Обыскав пленных, приказали им вытащить тела убитых из дома и зарыть в том же месте.
— Что будем делать с чекистами, командир?
— свернул цигарку Шаман. — Пустим в расход?
— прикурил от головешки.
— Нет, Паша. Мы ж не они. Отпустим.
— Верно, — добавил Василий. — Пускай идут. Только надо сменяться одежкой и обувкой. У них в самый раз, а наша во! — приподняв ногу, показал оторванную подошву.
Как только пленники закончили работу, их заставили снять обмундирование и сапоги.
— Расстреляете? — хмуро спросил лейтенант, швырнув наземь старую лопату. Остальные подавлено молчали.
— Нет, — ухмыльнулся Шаман. — Разменяемся баш на баш и топайте к своему начальству. Пускай надерёт вам жопу.
Спустя полчаса «охотники за головами» ходко исчезли среди деревьев. Оставшиеся молча наблюдали. Теперь все, кроме старика, были в армейском х/б и добротных яловых сапогах. Поверх гимнастёрок — рыжие стёганые бушлаты, на головах синие фуражки.
— За сколько примерно дойдут до лагеря? — спросил Лосев Орокана.
— Недели две-три, начальник. Это если не пропадут в тайге, — старший удэге отмахнулся от налетевшего гнуса.
Лето вступало в свои права, с каждым днём его становилось больше. Мошкара жалила лица и кисти рук, защититься от неё можно было только на привалах в дыме костра. Посоветовавшись, решили остановиться на несколько дней в зимовье, подлечить Громова. За ним и собакой тут же отправились Трибой с Василием, остальные занялись трофеями.
Они оказались богатыми. Семь ППШ с запасными магазинами, три самозарядные винтовки, пистолет ТТ и штык-ножи.

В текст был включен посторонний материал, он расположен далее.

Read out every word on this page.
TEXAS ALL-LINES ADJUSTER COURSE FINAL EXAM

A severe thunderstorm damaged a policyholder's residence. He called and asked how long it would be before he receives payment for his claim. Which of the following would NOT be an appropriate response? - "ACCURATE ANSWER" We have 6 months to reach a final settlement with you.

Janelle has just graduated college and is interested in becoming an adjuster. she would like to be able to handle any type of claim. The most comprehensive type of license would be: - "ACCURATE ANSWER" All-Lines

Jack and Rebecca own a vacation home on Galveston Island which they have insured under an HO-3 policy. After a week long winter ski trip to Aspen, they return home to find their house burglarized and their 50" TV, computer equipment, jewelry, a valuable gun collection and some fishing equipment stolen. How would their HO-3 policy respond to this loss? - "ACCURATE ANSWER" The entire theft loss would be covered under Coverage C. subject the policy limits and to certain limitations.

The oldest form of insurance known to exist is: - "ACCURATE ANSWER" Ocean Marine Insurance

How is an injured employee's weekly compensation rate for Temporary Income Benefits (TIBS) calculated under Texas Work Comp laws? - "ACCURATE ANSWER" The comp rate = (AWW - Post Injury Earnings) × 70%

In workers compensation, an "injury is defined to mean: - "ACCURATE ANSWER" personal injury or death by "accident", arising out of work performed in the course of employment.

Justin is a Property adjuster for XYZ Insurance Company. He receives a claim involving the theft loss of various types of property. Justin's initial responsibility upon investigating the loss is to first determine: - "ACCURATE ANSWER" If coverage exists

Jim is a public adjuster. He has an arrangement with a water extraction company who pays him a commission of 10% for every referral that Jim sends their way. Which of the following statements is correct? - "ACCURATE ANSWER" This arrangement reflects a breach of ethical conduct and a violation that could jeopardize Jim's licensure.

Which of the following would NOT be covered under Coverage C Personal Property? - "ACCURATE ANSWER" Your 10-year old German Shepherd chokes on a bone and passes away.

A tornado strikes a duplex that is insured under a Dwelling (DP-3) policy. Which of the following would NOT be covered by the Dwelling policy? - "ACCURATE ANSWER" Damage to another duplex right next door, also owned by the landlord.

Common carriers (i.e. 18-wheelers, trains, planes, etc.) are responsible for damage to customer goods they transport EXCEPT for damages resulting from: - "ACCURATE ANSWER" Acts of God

В солдатских сидорах продукты: мясные консервы, сгущенка, гречневый концентрат, чай, сахар, табак, спички. К ним по паре чистого белья и портянки. Кроме этого имелся полевой бинокль и офицерская полевая сумка. В ней компас, подробная карта Приморья с указанием рек и населенных пунктов, бритвенные принадлежности, плитка шоколада и несколько пачек «Беломорканала». Нашлась также походная аптечка с медикаментами и фляга медицинского спирта. А ещё марлевые сетки на лица и несколько плащ-палаток
— Да, теперь жить можно, — довольно изрек Шаман, болтнув флягой. — Трофеи что надо.
Вскоре, весело скалясь, прибежал кобель, за ним Трибой с Василием привели хромавшего моряка.
— Твою мать! — удивленно выпучил тот глаза. — Ну, вы прям чекисты!
— Есть прикид и для вас, — подмигнул Шаман. — Один точно на тебя. У них был старшина, такой же дылда.
— Так. А где солдаты? — кряхтя, Громов уселся на бревно, вытянул больную ногу.